Entrustment; to charge or invest with a trust or responsibility.
The thought of entrustment has always captivated me. I would think about it, write about it, discuss it with my friends and pursue a study of it throughout scripture. It blows my mind that as ordinary people, we would be entrusted with abilities, relationships and more awe provoking, The Church. These have been given to us by God to steward, sew into, nurture, care for and love as Christ loves.
Whilst pondering the concept of entrustment, the parable of the sower in Matthew 13 came to mind. This scripture articulated for me that God is not interested in the amount of seemingly glamorous talents I obtain or who knows about them, but instead my ability to steward the little which he has given me, which he had entrusted me with.
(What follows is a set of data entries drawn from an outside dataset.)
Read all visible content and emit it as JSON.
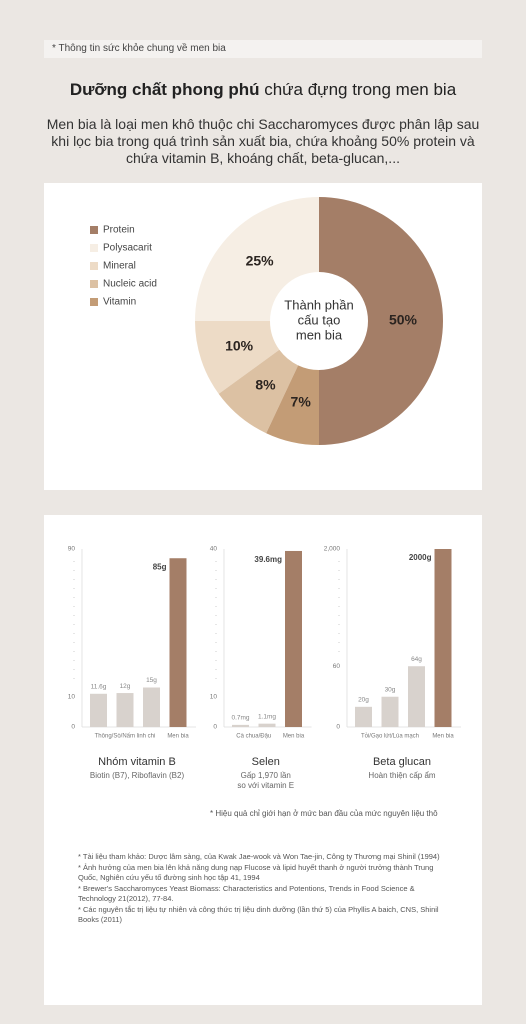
{
  "header": {
    "note": "* Thông tin sức khỏe chung về men bia",
    "title_bold": "Dưỡng chất phong phú",
    "title_rest": "chứa đựng trong men bia",
    "intro": "Men bia là loại men khô thuộc chi Saccharomyces được phân lập sau khi lọc bia trong quá trình sản xuất bia, chứa khoảng 50% protein và chứa vitamin B, khoáng chất, beta-glucan,..."
  },
  "chart_data": [
    {
      "type": "donut",
      "center_label": [
        "Thành phần",
        "cấu tạo",
        "men bia"
      ],
      "categories": [
        "Protein",
        "Polysacarit",
        "Mineral",
        "Nucleic acid",
        "Vitamin"
      ],
      "values": [
        50,
        25,
        10,
        8,
        7
      ],
      "value_labels": [
        "50%",
        "25%",
        "10%",
        "8%",
        "7%"
      ],
      "colors": [
        "#a47e67",
        "#f6eee4",
        "#eddbc6",
        "#dcc1a3",
        "#c39c76"
      ],
      "legend": "left"
    },
    {
      "type": "bar",
      "title": "Nhóm vitamin B",
      "subtitle": [
        "Biotin (B7), Riboflavin (B2)"
      ],
      "categories": [
        "Thông/Sò/Nấm linh chi",
        null,
        null,
        "Men bia"
      ],
      "values": [
        11.6,
        12,
        15,
        85
      ],
      "value_labels": [
        "11.6g",
        "12g",
        "15g",
        "85g"
      ],
      "colors": [
        "#d8d2cd",
        "#d8d2cd",
        "#d8d2cd",
        "#a47e67"
      ],
      "ylim": [
        0,
        90
      ],
      "yticks": [
        0,
        10,
        90
      ]
    },
    {
      "type": "bar",
      "title": "Selen",
      "subtitle": [
        "Gấp 1,970 lần",
        "so với vitamin E"
      ],
      "categories": [
        "Cà chua/Đậu",
        null,
        "Men bia"
      ],
      "values": [
        0.7,
        1.1,
        39.6
      ],
      "value_labels": [
        "0.7mg",
        "1.1mg",
        "39.6mg"
      ],
      "colors": [
        "#d8d2cd",
        "#d8d2cd",
        "#a47e67"
      ],
      "ylim": [
        0,
        40
      ],
      "yticks": [
        0,
        10,
        40
      ]
    },
    {
      "type": "bar",
      "title": "Beta glucan",
      "subtitle": [
        "Hoàn thiện cấp ẩm"
      ],
      "categories": [
        "Tỏi/Gạo lứt/Lúa mạch",
        null,
        null,
        "Men bia"
      ],
      "values": [
        20,
        30,
        64,
        2000
      ],
      "value_labels": [
        "20g",
        "30g",
        "64g",
        "2000g"
      ],
      "colors": [
        "#d8d2cd",
        "#d8d2cd",
        "#d8d2cd",
        "#a47e67"
      ],
      "ylim": [
        0,
        2000
      ],
      "yticks": [
        0,
        60,
        {
          "value": 2000,
          "label": "2,000"
        }
      ]
    }
  ],
  "footnote": "* Hiệu quả chỉ giới hạn ở mức ban đầu của mức nguyên liệu thô",
  "references": [
    "* Tài liệu tham khảo: Dược lâm sàng, của Kwak Jae-wook và Won Tae-jin, Công ty Thương mại Shinil (1994)",
    "* Ảnh hưởng của men bia lên khả năng dung nạp Flucose và lipid huyết thanh ở người trưởng thành Trung Quốc, Nghiên cứu yếu tố đường sinh học tập 41, 1994",
    "* Brewer's Saccharomyces Yeast Biomass: Characteristics and Potentions, Trends in Food Science & Technology 21(2012), 77-84.",
    "* Các nguyên tắc trị liệu tự nhiên và công thức trị liệu dinh dưỡng (lần thứ 5) của Phyllis A baich, CNS, Shinil Books (2011)"
  ]
}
When I opened my eyes to what God has truly trusted me with -- my life completely changed. My entrustment is the lives of people under my care within The Church, the job I have been blessed with, my relationships with my close friends and the opportunity of life which he continues to give me everyday. I realised that instead of looking to the left and to the right, I was to look at what was in my hands, and to be faithful with that.
I learnt that when you take what God has given you, make a decision to love it, pour into it, protect it and surrender it, you find yourself living your most undeserved, and blessed life. I loved what God had given me, said yes to his instruction and somehow ended up following the call of God to care for a new entrustment, the nation of Canada.
Entrustment has been a great personal reminder that people are God's. Nothing is mine, I am simply a vessel purposed to love his children and expand his church. This is his world, I am his daughter, this is his church and the people of Canada are his people. I just cant wait to meet them and love them along the way.